Croire que Abdallah Ibrahim et consorts maîtrisent la situation à Anjouan serait une erreur grotesque. Ces gens-là ne sont que des marionnettes dont les ficelles sont
 tirées par des groupes d'irresponsables armés. Dès lors, ne soyons pas surpris d'assister à des échecs répétés de toute tentative de réconciliation.
 
Il est certain que l'éventualité d'une conférence à Maurice, même si elle n'apportera rien, réjouit toute la classe politique. Car cela va être l'occasion pour elle de s'interroger inutilement sur une probable formation de gouvernement d'union
nationale, la démission du président de la république, l'organisation des élections ou encore tergiverser sur la forme de l'État... Bref, le débat risque d'être axé sur la définition
d'un nouveau cadre institutionnel. Or contrairement à ce que certains pensent, la
crise actuelle que traverse notre pays ne se fonde pas sur la qualité des institutions. Le problème est plutôt d'ordre économique. Attention à ce piège tendu par les leaders séparatistes d'Anjouan lesquels exploitent à des fins personnelles la révolte légitime d'une population désespérée et déforment sciemment le message de celle-ci. Tous
les moyens sont apparemment bons pour atteindre un objectif absurde !
 
Nous rejoignons, de ce fait, Mme Sittou Raghadat, ancien Ministre (Emission «  Mdjumbi », réalisée par Radio Comores en novembre 1997) et M. Nidhoim Attoumane, juriste
et ancien Ministre (Al-watwan n° 488 du
31 octobre au 6 novembre 1997) quand ils affirment que le Comorien moyen ne
maîtrise pas la subtilité des concepts juridiques de confédération, État unitaire, Fédération... ce qui compte pour lui, c'est vivre mieux et libre.
 
Tant que la crise économique ne sera pas résolue, l'unité et la stabilité des Comores resteront fragiles, des réformes institutionnelles s'avèrent peut-être nécessaires.

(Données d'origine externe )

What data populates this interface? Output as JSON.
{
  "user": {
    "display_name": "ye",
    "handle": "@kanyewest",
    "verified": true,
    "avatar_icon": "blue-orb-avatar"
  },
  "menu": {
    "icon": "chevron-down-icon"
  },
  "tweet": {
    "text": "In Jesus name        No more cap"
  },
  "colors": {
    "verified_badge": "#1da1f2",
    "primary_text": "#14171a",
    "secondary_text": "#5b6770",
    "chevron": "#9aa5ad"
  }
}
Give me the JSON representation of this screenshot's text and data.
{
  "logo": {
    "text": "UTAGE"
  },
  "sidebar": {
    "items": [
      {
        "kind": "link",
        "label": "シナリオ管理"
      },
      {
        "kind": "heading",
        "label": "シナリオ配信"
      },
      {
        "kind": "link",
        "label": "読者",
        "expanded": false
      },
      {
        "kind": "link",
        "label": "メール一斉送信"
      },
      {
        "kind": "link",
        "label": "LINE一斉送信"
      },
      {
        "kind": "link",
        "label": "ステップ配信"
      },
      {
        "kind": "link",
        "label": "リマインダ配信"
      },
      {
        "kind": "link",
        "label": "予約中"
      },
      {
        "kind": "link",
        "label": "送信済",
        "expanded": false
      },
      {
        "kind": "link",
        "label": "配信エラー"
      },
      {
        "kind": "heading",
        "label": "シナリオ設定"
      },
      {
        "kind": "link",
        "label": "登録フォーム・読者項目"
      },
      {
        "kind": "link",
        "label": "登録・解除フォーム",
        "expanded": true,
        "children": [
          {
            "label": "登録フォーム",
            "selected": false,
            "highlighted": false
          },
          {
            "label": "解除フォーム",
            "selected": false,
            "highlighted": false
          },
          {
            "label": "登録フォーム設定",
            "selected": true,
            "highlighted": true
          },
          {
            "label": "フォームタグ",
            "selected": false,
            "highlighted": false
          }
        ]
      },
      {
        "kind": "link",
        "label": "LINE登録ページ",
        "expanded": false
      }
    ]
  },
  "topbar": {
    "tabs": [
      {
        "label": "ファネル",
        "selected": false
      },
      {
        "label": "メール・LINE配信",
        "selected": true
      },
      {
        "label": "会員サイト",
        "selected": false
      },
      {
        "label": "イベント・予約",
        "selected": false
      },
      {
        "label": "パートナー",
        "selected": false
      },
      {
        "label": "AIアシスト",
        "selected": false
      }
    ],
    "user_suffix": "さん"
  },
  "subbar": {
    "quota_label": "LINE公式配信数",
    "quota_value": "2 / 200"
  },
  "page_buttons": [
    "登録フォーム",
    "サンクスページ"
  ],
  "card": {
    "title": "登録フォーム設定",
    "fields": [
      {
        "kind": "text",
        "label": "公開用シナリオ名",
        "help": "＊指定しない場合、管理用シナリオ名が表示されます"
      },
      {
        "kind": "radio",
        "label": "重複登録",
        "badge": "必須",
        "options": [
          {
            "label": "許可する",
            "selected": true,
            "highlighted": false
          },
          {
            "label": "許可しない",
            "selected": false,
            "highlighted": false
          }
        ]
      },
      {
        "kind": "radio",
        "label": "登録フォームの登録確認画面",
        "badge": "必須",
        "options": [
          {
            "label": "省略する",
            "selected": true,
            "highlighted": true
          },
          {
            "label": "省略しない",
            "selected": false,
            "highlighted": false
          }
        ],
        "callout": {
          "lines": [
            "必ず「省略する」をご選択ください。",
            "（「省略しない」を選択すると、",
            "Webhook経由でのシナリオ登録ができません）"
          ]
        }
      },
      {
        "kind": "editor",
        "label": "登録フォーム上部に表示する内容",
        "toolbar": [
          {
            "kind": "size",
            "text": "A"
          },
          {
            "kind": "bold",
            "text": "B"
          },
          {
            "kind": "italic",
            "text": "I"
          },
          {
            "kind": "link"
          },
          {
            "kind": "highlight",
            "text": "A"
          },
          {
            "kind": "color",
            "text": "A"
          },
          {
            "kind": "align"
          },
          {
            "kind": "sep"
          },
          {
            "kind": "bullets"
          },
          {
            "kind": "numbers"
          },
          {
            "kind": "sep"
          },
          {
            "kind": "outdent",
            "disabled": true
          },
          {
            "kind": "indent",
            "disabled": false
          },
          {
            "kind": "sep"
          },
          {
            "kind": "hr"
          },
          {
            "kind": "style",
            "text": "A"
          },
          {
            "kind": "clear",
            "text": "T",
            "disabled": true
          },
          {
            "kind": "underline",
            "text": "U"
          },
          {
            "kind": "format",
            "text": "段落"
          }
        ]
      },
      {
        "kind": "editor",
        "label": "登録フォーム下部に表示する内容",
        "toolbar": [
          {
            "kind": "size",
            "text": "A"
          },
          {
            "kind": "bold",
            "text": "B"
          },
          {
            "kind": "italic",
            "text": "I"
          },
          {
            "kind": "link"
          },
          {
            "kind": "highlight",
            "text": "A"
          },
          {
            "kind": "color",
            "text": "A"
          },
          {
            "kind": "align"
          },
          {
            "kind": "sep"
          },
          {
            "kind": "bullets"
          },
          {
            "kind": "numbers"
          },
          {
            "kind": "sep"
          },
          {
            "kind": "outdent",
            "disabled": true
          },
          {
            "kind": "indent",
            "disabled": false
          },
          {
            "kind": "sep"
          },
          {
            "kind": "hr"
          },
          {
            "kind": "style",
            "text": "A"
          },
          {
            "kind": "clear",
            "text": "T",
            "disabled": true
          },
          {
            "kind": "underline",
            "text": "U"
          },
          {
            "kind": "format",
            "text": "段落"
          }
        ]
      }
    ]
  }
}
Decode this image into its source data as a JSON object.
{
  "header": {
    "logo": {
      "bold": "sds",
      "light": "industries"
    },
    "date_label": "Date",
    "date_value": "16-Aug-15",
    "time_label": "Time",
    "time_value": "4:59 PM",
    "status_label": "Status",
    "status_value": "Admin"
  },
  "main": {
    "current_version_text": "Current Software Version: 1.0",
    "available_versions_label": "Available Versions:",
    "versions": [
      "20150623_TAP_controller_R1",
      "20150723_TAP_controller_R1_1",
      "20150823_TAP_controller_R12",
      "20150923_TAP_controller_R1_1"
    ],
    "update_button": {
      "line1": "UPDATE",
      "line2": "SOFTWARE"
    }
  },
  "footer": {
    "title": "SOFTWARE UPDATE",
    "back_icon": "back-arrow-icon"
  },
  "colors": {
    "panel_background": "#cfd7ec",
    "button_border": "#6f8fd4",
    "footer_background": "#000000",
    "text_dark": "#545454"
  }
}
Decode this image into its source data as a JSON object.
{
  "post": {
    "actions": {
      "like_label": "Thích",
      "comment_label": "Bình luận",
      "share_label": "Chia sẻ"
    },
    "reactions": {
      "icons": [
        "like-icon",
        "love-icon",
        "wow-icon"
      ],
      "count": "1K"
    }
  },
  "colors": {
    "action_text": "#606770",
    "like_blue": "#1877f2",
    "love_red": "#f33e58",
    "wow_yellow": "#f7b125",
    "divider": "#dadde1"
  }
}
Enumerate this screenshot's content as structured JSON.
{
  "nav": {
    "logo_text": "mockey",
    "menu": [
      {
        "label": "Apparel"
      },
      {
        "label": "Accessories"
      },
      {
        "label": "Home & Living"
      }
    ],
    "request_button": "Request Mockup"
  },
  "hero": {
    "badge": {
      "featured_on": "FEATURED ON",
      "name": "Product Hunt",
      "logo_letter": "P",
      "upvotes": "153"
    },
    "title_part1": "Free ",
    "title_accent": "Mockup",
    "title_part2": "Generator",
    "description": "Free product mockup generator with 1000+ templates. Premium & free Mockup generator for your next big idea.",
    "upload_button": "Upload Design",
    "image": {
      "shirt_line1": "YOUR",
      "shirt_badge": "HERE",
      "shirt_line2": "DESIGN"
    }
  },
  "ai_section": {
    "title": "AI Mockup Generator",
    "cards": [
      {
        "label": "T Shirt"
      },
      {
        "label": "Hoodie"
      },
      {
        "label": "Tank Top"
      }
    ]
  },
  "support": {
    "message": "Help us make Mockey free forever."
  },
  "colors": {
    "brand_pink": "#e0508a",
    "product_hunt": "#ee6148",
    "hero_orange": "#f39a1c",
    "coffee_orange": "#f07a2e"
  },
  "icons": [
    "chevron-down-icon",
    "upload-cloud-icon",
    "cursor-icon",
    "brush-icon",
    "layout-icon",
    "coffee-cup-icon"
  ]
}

 Mais elles sont moins urgentes que les problèmes économiques.
 
Il est temps de terminer avec cette incrimination permanente et infondée de nos institutions en général et de la constitution en particulier, et de s'attaquer aux vrais fléaux de notre pays. Le débat sur le séparatisme ne doit pas se focaliser sur les institutions. Nous défions, en effet, quiconque pourra démontrer l'hostilité des constitutions comoriennes à une autonomie politique et administrative des îles et différentes régions.
 
 En quoi la constitution en vigueur reste la cause des événements d'Anjouan et de Mohéli ? En vérité, c'est la réelle volonté de nos gouvernants de concilier la pratique
et la théorie constitutionnelle qui fait défaut.
 
A titre d'exemple, concrétiser l'autonomie des îles prévue par l'article premier de la Constitution du 20 octobre 1996, facteur de développement ne nécessite pas une réforme institutionnelle.
(mai 1998)
 
(À suivre)
Masiwa n°8 mai 1998
 
 
NI INDÉPENDANCE,
NI CONFÉDÉRATION
NI FEDERALISME
 
par Halidi Allaoui (19.05.98)
(suite et fin de l'article "Upwa mvumbwe uhoza : masiwa n° 8)
 
Néanmoins, si nos hommes politiques préféreraient quand même privilégier le débat
sur la mise en place de nouvelles institutions à l'île Maurice ou aux Comores
(peut-être après la Conférence de Maurice), ils seront amenés à prendre des
décisions importantes sur le destin de notre pays. Ainsi aucune erreur de choix ne
 leur sera pardonnée.
 
Apparemment, trois systèmes attirent l'attention des juristes et politiques. Ils
seraient particulièrement examinés semble-t-il par les séparatistes : État
 indépendant, confédération et fédération (Archipel n° 167 du 31/12/97, p. 9 et s.).
 
En ce qui concerne l'État indépendant, cette proposition ne mérite même pas de
faire l'objet d'une discussion. Si en effet, il existe un combat que tout comorien
digne de ce nom doit mener avec acharnement, c'est la préservation de l'unité des Comores dans tous les domaines : peu importe le prix, l'intégrité territoriale reste sacrée.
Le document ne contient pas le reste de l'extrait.